I’m separating Resnet into an ‘activations’ module and an ‘imagenet output’ module for a low memory application that would otherwise need duplicate models, and I notice that when I separate the two, the results of applying them sequentially are slightly different. I’m wondering if someone could shed some light as to what is happening beneath the surface or if my technique for splitting is somehow inaccurate.

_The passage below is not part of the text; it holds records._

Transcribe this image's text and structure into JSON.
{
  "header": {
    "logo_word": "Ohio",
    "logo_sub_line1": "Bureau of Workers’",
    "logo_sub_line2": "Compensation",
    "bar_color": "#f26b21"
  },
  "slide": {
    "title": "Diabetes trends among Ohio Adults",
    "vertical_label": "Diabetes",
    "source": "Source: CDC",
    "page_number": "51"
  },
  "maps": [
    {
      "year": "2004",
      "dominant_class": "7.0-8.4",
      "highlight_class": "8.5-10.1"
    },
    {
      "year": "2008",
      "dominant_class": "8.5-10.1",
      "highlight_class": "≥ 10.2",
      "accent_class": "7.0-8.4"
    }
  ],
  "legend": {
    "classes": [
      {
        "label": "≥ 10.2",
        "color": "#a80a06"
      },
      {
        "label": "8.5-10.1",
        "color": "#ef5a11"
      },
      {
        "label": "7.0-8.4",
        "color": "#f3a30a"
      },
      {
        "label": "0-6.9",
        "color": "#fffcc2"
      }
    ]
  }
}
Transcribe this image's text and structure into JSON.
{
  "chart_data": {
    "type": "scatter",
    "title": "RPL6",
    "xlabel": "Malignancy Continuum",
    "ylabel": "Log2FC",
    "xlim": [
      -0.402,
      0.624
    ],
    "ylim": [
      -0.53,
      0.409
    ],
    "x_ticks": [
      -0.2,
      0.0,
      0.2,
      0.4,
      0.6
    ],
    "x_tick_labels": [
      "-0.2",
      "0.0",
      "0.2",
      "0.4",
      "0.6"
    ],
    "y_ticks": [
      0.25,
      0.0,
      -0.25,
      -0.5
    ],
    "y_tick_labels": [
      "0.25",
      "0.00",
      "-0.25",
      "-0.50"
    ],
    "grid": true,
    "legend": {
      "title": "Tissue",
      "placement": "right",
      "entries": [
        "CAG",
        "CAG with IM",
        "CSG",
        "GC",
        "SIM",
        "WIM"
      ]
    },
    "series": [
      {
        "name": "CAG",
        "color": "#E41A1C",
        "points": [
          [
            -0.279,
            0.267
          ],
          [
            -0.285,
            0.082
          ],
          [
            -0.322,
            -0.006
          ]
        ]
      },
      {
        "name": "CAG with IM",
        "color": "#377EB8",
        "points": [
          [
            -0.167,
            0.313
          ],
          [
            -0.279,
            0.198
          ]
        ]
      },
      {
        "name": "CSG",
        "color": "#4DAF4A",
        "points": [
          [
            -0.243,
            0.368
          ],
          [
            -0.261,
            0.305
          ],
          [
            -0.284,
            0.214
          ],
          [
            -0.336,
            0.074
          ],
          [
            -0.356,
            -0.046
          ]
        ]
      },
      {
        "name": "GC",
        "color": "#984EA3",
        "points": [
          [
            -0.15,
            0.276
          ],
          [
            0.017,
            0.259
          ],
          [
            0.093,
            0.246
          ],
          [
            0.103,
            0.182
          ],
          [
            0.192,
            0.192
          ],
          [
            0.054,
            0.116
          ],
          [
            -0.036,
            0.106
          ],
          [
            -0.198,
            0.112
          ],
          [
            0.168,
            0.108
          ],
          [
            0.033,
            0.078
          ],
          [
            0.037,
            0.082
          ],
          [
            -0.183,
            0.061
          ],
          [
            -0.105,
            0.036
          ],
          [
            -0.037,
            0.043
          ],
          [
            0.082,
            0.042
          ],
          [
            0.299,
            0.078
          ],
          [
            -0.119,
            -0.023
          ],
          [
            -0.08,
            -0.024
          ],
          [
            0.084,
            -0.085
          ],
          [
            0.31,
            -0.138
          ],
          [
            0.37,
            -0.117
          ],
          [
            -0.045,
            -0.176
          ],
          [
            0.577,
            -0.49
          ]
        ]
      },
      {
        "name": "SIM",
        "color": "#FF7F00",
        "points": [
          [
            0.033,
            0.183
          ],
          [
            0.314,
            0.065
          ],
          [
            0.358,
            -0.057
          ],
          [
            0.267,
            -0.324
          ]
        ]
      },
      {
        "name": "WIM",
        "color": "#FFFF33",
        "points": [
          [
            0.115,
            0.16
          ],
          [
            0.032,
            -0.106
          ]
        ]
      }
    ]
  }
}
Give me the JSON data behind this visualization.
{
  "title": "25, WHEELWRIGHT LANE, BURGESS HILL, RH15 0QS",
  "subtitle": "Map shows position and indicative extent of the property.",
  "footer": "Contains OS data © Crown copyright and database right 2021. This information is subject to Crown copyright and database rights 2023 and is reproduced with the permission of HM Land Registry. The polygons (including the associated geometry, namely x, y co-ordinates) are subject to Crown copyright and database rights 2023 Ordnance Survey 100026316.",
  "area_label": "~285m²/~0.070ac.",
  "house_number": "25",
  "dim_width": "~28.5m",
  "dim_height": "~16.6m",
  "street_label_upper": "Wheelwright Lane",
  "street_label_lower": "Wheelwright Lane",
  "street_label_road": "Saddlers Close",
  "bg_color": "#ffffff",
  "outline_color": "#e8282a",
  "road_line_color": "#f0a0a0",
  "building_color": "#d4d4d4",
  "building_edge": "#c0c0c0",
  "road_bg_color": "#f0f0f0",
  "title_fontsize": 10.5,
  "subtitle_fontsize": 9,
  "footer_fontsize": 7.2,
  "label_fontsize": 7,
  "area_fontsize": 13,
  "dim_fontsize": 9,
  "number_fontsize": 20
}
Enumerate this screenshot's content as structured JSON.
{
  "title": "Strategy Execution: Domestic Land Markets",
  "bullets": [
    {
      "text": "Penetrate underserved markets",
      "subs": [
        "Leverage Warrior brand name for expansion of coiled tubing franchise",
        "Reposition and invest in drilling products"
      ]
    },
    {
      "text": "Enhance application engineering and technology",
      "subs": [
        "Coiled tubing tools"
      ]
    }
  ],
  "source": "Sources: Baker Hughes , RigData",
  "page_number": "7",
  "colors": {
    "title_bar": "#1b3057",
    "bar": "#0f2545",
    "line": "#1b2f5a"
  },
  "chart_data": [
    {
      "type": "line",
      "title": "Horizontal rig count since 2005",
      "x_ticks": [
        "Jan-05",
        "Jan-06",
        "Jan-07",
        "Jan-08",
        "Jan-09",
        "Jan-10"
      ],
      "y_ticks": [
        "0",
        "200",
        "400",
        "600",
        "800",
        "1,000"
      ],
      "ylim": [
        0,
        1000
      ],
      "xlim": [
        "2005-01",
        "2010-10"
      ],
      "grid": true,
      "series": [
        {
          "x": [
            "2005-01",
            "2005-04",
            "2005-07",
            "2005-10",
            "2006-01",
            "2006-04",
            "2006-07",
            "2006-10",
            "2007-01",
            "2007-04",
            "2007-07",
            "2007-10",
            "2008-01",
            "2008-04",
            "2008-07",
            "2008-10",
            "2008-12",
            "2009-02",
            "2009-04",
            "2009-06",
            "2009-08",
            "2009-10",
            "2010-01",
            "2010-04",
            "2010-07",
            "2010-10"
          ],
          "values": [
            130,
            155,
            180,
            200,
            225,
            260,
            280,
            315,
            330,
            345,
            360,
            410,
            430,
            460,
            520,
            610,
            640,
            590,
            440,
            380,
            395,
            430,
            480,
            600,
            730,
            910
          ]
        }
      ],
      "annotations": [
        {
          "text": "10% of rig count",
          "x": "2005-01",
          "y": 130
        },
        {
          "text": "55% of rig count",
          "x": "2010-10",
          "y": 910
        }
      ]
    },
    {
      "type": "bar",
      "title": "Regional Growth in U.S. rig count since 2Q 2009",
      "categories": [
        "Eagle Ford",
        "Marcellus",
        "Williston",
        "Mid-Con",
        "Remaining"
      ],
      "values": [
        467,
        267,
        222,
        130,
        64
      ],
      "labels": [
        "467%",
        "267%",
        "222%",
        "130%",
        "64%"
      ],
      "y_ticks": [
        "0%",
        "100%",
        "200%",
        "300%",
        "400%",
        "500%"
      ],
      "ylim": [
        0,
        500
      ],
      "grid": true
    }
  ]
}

from torchvision.models import resnet18

class skip(nn.Module):
    def __init__(self):
        super(skip,self).__init__()
    
    def forward(self, x):
        return x

def split_resnet():
    resnet = resnet18(pretrained=True)
    fc = nn.Linear(512,1000)
    fc.load_state_dict(resnet.fc.state_dict())
    resnet.fc = skip()
    return resnet, fc

inp = Var(torch.randn(1,3,256,256))
res1 = resnet18(pretrained=True)
res2, fc = split_resnet()

print(res1(inp))
print(fc(res2(inp))

Which yeilds:

Variable containing:
-0.3892 -0.2363 -0.7533 … -0.1491 1.8596 0.9131
[torch.FloatTensor of size 1x1000]

Variable containing:
-0.4197 -0.2726 -0.7471 … -0.1189 1.8350 0.9147
[torch.FloatTensor of size 1x1000]

Hello,
I executed your code multiple times and I found both results to be the same.
I compared every entry of both output.

Variable containing:
-0.6792 -0.0576 -0.5130  ...  -0.5083  1.4377  0.9571
[torch.FloatTensor of size 1x1000]

Variable containing:
-0.6792 -0.0576 -0.5130  ...  -0.5083  1.4377  0.9571
[torch.FloatTensor of size 1x1000]

are split-resnet and resnet equivalent:  True

So the only pointer I have for you is checking the version of your torch, mine is 0.1.12_2.

Hmm. I am using the same version.

Found it: I made an edit to the code in my first post,

fc.load_state_dict(resnet.fc.state_dict())

used to be

fc.weight = resnet.fc.weight

and I must have still been using the old function in the notebook. Learning opportunity, thank you anyways.